L’exposition présentée à la Maison de la Suède – l’ambassade de Suède à Washington, DC, Etats-Unis – rassemble vingt-cinq illustrations de la carrière d’un photographe exigeant, maîtrisant parfaitement son sujet, dans un espace peint en noir afin de mettre en valeur ses images de la vie quotidienne saturées de couleur. Un travail qui frappe visuellement, avec son explosion de couleurs, encore vivifiées par l’utilisation du flash intégré : ainsi la banalité quotidienne se trouve-t-elle magnifiée.
« Le choix de montrer les photographies de Lars Tunbjörk s’imposait, en ce printemps 2023 marqué par la présidence suédoise de l’UE », déclare Hélène Larsson Pousette, responsable des affaires culturelles à l’ambassade. « Ses photos sont pleines de chaleur et d’humour, et révèlent une fascination profonde pour la solitude des gens, pour leur désir de donner un sens à leur existence… De nombreux Suédois se reconnaissent dans ses photographies. »
Un troisième oeil
Durant sa carrière interrompue par une crise cardiaque, à l’âge de 60 ans, Tunbjörk a accumulé plus d’un demi-million de négatifs. Sa réflexion sur l’absurdité des choses va au-delà des frontières de son pays natal, comme s’il était doué d’un troisième œil pour explorer, avec une méthode énergique, l’environnement urbain en général.

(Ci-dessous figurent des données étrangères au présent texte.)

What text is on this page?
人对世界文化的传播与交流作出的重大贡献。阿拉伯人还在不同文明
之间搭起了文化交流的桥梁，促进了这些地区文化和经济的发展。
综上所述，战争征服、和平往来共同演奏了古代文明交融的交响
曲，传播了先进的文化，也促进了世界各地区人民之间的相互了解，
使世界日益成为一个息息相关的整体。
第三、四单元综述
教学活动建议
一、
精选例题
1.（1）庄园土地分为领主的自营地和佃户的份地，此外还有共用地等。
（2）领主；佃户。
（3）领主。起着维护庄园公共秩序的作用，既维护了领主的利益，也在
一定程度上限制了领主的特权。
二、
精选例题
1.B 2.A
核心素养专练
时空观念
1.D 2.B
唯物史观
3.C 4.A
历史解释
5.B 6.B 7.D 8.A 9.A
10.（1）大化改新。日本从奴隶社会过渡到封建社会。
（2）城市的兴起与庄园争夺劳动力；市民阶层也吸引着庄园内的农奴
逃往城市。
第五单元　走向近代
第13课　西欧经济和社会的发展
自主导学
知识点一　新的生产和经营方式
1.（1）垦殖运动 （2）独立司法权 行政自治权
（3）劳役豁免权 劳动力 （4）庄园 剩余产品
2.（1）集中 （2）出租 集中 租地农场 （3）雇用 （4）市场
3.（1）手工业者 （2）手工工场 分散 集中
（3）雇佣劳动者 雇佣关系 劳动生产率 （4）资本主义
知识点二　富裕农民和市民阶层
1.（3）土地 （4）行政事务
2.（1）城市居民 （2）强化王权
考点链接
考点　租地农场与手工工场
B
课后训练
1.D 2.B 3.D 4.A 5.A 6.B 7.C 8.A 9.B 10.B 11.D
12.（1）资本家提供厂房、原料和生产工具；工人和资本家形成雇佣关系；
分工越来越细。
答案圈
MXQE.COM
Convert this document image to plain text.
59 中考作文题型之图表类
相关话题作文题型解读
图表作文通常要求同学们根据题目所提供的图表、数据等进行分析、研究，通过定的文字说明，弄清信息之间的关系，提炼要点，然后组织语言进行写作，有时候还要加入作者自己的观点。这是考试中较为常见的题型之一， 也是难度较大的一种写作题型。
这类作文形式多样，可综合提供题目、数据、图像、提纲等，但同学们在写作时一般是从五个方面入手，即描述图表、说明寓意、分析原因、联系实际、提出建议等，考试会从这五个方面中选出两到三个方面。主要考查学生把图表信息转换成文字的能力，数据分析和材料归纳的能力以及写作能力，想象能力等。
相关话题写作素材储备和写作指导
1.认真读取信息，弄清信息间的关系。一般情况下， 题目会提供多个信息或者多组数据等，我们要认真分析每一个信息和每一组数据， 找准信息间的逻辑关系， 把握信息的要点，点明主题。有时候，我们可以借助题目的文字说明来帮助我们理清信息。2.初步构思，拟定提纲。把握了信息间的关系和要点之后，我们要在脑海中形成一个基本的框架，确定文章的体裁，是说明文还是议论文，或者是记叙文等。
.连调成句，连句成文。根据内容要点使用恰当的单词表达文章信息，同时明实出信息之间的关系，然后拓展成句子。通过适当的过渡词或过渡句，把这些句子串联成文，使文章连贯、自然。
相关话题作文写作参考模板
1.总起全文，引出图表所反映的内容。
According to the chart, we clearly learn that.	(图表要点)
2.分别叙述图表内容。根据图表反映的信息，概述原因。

Dans son image la plus emblématique, peut-être, Times Square, New York, 1996 (ci-dessous, à gauche), le mélange dynamique des formes et des couleurs forment un décor urbain et semblent arrêter le temps. On ne distingue la présence humaine qu’après celle des formes et des couleurs, soigneusement agencées dans un hommage à Mondrian. Les carrés jaunes prédominent dans cette image très nette, réalisée au petit matin ; elle est dans l’esprit de la majorité des photographies de Tunbjörk, tirant parti du flash intégré, de la précision optique de l’Hasselblad, et du choix du lieu où elles sont prises.
Il est très difficile de reconnaître un photographe par quelques-unes de ses images, mais c’est le cas de Lars Tunbjörk. Ses premiers travaux en noir et blanc (tels que Island/Iceland 1986) figurent parmi les meilleurs exemples d’images de rue documentaires, dans la lignée de Chris Killip et Josef Koudelka.
Son portrait marquant d’Ingmar Bergman (1984), évoquant le style de Paolo Roversi, ainsi que ses œuvres en couleurs saturées telles que Tomteland et Mora (1988), Fageras et Öland (1991), révèlent ses influences en même temps que la quête d’un langage personnel.
La fin des années 1980 et le début des années 1990 sont des périodes particulièrement fertiles pour Tunbjörk. Sa voix s’affermit lorsqu’il commence à juxtaposer l’étrange à l’ordinaire dans ses images, jonglant entre humour et empathie. Non seulement nous nous reconnaissons dans ces représentations de la vie quotidienne mais, plus profondément, nous entrons en connexion avec le pathos et la mélancolie de la vie moderne.
La couleur met fortement en relief certaines choses que nous tenons pour acquises ; l’utilisation du bleu céruléen, du rouge sang, du jaune décliné en toutes ses nuances vives ainsi que le choix du cadrage créent un univers alternatif, à deux pas de chez nous. À cela s’ajoute l’utilisation du flash intégré, qui dynamise une image déjà surréelle en lui donnant une dimension supplémentaire : résolument, l’artiste maîtrise parfaitement son médium.
Un corpus hétéroclite
En 1995, Tunbjörk est chargé d’illustrer un article sur la richesse en Amérique pour le Times Magazine. Le photographe trouve l’inspiration pour l’une de ces images qui détermineront sa carrière en faisant sauter son sujet sur un trampoline, habillé en rancher (bottes de cow-boy, et tous les accessoires). L’image sera intitulée USA, 1995.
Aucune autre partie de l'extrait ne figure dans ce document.